Risk: Defined
Order Entry: Net Credit
Direction: Bearish
Ideal Environment: High IV
Profit Target: 50%

Definition: A bearish call spread consists of simultaneously selling an OTM call (lower strike) and buying an OTM call (higher strike). The net premium collected is the result of selling the more expensive OTM call that is closer to ITM compared to the OTM call bought that is further away from being ITM. The trade results in a bearish credit position. The trade is defined risk, meaning the max profit and loss are known when the trade is placed.

Bearish Call Spread Setup

Sell 1 OTM Call (closer to ATM)
Buy 1 OTM Call (further from ATM)

Max Profit

The max profit for a bearish call spread is the net credit received when the trade is put on. The best case scenario is that all the options expire worthless. This happens when the market price of the underlying asset is below the lower strike call at expiration.

Max Profit= Net Premium Received - Commissions Paid

Breakeven Point

To calculate the breakeven stock price for the trade, use the following formula:

Breakeven Stock Price = Short Call Strike Price + Premium Collected

Max Loss

If the stock price rises above the long call strike price at the expiration date, the trade undergoes a max loss.

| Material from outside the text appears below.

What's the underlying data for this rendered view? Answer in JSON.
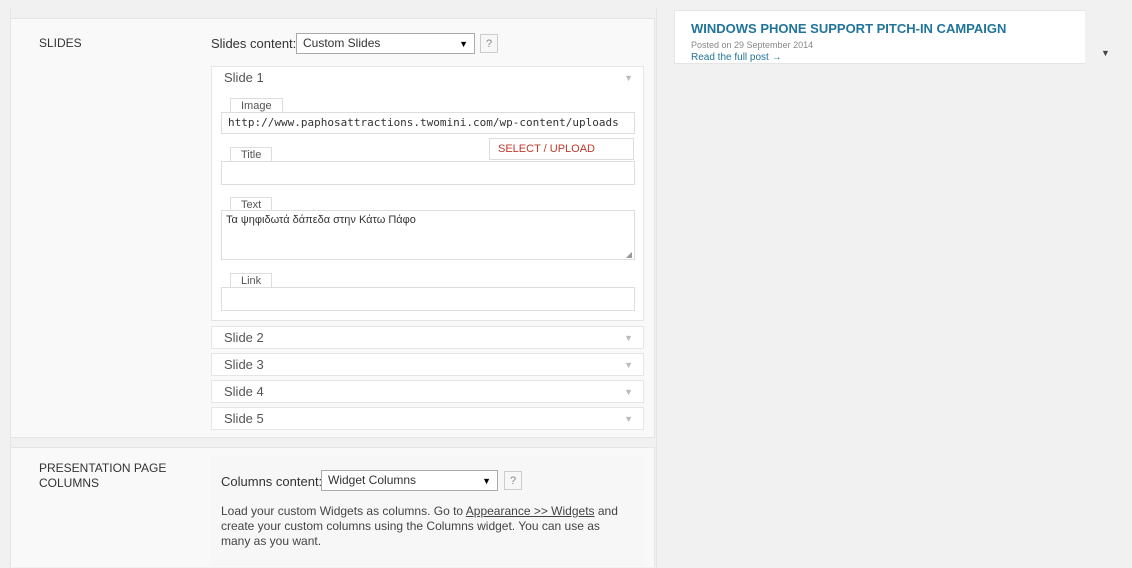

Max Loss = Width of the Call Strikes – Premium Collected


Suppose stock ABC is trading at $50 in June. An options trader bearish on ABC decides to enter a bear put spread position by selling a July 53 call and buying a July 55 call at the same time, resulting in a net credit of $80 for entering this position.

The price of ABC stock subsequently drops to $49 at expiration. Both calls expire worthless because none of them are in the money. This is the maximum possible profit for the trade.

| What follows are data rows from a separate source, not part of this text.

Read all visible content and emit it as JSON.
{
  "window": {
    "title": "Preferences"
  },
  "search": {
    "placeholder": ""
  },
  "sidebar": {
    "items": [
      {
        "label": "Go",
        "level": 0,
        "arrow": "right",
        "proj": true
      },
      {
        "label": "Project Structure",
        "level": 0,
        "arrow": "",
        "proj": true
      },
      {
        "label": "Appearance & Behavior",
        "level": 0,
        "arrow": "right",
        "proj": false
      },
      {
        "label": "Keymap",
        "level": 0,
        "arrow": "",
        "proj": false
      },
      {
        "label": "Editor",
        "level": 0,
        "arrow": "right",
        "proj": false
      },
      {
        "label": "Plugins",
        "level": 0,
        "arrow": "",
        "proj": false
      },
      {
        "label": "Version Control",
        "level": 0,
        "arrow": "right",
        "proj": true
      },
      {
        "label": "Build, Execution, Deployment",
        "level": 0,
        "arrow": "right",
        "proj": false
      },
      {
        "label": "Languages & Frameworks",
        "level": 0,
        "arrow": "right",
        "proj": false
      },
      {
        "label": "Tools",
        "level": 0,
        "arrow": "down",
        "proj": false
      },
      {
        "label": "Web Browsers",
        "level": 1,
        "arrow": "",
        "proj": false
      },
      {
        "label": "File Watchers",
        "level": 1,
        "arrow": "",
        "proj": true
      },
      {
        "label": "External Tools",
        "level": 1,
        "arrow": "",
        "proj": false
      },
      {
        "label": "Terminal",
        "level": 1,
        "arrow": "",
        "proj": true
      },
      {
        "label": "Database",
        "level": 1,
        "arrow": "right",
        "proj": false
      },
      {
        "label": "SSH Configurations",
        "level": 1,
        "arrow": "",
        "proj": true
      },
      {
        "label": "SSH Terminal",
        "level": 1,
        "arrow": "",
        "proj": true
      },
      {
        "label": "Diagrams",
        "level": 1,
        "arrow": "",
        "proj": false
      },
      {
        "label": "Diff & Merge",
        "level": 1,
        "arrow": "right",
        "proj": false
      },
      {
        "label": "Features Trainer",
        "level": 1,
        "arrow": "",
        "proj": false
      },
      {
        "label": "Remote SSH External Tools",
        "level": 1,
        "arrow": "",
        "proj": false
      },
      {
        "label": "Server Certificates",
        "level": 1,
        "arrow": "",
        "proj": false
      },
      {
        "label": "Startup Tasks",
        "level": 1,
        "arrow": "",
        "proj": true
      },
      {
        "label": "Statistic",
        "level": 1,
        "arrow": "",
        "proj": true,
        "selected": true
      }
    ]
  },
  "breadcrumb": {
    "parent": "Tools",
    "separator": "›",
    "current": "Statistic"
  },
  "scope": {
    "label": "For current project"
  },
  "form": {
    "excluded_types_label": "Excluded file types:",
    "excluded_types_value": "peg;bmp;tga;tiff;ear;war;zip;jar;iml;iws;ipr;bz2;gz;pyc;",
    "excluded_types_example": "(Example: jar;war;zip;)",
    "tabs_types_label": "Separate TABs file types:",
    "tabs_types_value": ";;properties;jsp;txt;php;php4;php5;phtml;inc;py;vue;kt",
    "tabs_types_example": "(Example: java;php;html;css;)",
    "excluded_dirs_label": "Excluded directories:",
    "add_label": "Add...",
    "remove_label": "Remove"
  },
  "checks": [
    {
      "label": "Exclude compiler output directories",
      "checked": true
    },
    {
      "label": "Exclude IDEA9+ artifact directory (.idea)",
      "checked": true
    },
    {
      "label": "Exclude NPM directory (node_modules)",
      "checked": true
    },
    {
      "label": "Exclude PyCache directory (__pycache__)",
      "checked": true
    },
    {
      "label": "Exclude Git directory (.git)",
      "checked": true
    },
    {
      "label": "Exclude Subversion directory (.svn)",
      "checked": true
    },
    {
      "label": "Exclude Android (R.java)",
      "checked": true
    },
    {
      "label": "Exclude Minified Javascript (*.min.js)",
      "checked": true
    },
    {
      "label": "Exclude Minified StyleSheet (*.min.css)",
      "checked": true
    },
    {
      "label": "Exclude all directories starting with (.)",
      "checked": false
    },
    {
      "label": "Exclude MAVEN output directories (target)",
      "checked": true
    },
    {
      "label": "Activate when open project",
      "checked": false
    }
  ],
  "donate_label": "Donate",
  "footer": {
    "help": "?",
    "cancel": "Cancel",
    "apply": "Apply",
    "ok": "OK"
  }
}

If the stock had rallied to $55 instead, both options are in the money, and the options trader loses $120 on the trade. The 53 July call is $200 ITM, so that is a loss since you sold it when entering the trade. The 55 July call that was bought doesn’t have any intrinsic value. When you net out the $200 loss on the 53 call with the $80 credit received at the beginning of the trade, the result is a loss of $120. This is an example of the maximum possible loss.

When to use a bearish call spread strategy?

At Tradezy, we recommend to use this strategy for stocks with a high implied volatility. The trader should have a short to intermediate bearish thesis. We look to buy the spread position that has around 45 DTE with a 66% probability of profit. We are looking to collect about 1/3 of the width of the strikes. The goal is to sell this spread back for 50% of max profit.